1b4: Investigate tool and data workflow landscape #8

Closed jmcmurry closed 3 years ago

jmcmurry commented 4 years ago

Investigate existing tools and strategies for achieving annotation, validation, transformation, and provenance services.

Due month 6

Description: The goal of this task is to understand and document for each node what tools and methods are being used for data ingestion, annotation, validation, transformation and for recording provenance. We are asking question in each of the interviews. In addition, it would be helpful to also understand any community resources that could be leveraged either directly by the node or as a component within the CCDH tools workstream, should we find significant gaps or opportunities for harmonization within the nodes. The goal is NOT to perform any sort of community-wide exhaustive inventory of metadata authoring tools.

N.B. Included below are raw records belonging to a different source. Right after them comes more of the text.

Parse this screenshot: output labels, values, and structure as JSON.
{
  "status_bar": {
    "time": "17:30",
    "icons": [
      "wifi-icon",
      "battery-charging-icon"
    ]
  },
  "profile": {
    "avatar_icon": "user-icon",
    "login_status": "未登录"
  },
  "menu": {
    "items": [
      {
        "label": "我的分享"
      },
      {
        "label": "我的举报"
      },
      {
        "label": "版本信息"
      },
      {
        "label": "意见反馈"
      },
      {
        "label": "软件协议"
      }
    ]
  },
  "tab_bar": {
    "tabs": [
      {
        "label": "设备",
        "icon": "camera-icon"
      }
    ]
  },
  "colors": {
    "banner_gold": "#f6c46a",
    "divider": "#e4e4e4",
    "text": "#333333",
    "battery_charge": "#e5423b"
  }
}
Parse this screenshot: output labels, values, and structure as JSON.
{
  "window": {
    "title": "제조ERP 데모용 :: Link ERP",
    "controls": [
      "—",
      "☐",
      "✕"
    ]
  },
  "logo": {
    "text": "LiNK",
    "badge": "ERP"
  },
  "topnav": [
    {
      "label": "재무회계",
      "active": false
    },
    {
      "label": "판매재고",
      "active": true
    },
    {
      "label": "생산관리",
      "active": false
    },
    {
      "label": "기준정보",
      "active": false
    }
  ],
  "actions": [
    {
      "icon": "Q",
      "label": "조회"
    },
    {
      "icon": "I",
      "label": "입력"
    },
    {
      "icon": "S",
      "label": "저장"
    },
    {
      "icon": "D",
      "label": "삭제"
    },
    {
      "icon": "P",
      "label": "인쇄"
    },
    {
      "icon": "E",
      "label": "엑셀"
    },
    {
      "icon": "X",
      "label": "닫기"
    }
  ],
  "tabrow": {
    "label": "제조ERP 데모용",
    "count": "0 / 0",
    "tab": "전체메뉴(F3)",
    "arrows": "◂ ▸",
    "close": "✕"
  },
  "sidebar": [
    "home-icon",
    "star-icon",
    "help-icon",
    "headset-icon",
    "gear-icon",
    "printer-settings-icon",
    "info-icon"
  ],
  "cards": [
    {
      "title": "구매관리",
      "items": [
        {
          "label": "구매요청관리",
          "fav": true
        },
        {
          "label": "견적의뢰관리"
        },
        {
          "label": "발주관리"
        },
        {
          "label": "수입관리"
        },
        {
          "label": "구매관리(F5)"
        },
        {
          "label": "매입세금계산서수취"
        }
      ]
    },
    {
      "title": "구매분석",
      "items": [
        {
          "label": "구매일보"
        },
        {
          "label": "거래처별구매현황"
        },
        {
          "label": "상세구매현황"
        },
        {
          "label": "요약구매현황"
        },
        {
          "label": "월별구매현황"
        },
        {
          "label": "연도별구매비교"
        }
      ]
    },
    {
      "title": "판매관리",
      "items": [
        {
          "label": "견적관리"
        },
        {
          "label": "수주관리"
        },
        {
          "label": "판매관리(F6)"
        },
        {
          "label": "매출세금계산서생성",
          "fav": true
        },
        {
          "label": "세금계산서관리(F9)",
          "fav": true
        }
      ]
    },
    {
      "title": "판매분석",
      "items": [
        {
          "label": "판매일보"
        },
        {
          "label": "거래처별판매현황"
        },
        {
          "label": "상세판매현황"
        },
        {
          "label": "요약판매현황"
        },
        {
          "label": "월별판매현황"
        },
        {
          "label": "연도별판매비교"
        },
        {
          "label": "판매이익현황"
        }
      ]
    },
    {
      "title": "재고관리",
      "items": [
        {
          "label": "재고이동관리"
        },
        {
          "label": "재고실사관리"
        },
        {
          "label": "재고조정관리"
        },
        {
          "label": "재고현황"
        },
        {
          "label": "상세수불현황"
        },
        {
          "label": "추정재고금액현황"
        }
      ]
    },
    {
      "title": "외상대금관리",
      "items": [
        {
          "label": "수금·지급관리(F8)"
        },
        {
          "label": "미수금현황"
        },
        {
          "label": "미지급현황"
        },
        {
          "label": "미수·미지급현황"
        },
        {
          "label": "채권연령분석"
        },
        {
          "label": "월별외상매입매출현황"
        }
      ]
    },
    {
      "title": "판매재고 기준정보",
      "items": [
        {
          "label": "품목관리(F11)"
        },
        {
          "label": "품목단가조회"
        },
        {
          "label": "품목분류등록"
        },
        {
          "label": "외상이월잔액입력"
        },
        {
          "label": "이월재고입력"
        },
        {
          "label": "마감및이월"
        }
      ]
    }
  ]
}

jmcmurry commented 4 years ago

HOT group has developed the matrix here and will continue to evaluate. Aside from declaring this done at some point, there is no additional work needed for terminologies. There may be higher level tooling (eg for richer annotation for submission) however these are unlikely to be in place yet at the node level.

nicolevasilevsky commented 4 years ago

what data manipulation, annotation, validation, transformation, and provenance tools is each node using, if any. We have been asking about this in the node interviews, so this information should be in the notes (or if there is no info, then that we can interpret it as they are not currently using any such tools)

mellybelly commented 4 years ago

Note that the HOT landscape analysis of tools/resources is a CD2H/HOT deliverable. Relevant here are whether or not there are any functions or tools/resources that can be repurposed within the context of CCDH terminology services and content development needed by the CRDC. Also I think the HOT landscape analysis is not part of this ticket, which is about data landscape in each node.

decorons commented 4 years ago

Also, part of the Landscape analysis - upcoming meeting with CBIIT Semantic Infrastructure group on Tuesday, to learn about Ptolemy and CEDAR work which could be relevant.

balhoff commented 4 years ago

@gaurav how should we start capturing this? Incorporate into the requirements synthesis spreadsheet, or separately?

nicolevasilevsky commented 4 years ago

I'm in favor of a new tab in the Requirements Synthesis spreadsheet - fewer google docs!

gaurav commented 4 years ago

It might make sense to just add additional rows to the requirements synthesis spreadsheet for our needs, such as:

Given #12 and #22, we might want to have a separate tab on that spreadsheet that proposes tools that could be added to the portal, for example:

Tool Meets use-cases Requested by node Computing needs needed
k-BOOM Harmonizing ontologies None as yet Can be run locally or on a server
... ... ... ...

If you like this idea, please go ahead and add the new rows to that table. We can edit them by consensus there.

balhoff commented 4 years ago

We've started a tools landscape doc here: https://docs.google.com/document/d/1g1b3jLQcyrJFT9NyKj0L9rTL6L3DLhHr_lw8Da2UrNs/edit#

This is includes tools that have come up in node interviews as well as some others we are familiar with. CCDH folks, please add to this.

gaurav commented 3 years ago

We haven't added anything to this list for a while, and -- between Tools and Terminology -- we seem to be working or have worked on all the tools on that list except for Pentaho, Talend, REDCap, Karma and NCI Form Builder, none of which are immediately useful for CCDH. So should we close this issue, or is there a particular type of output that would be useful for this task?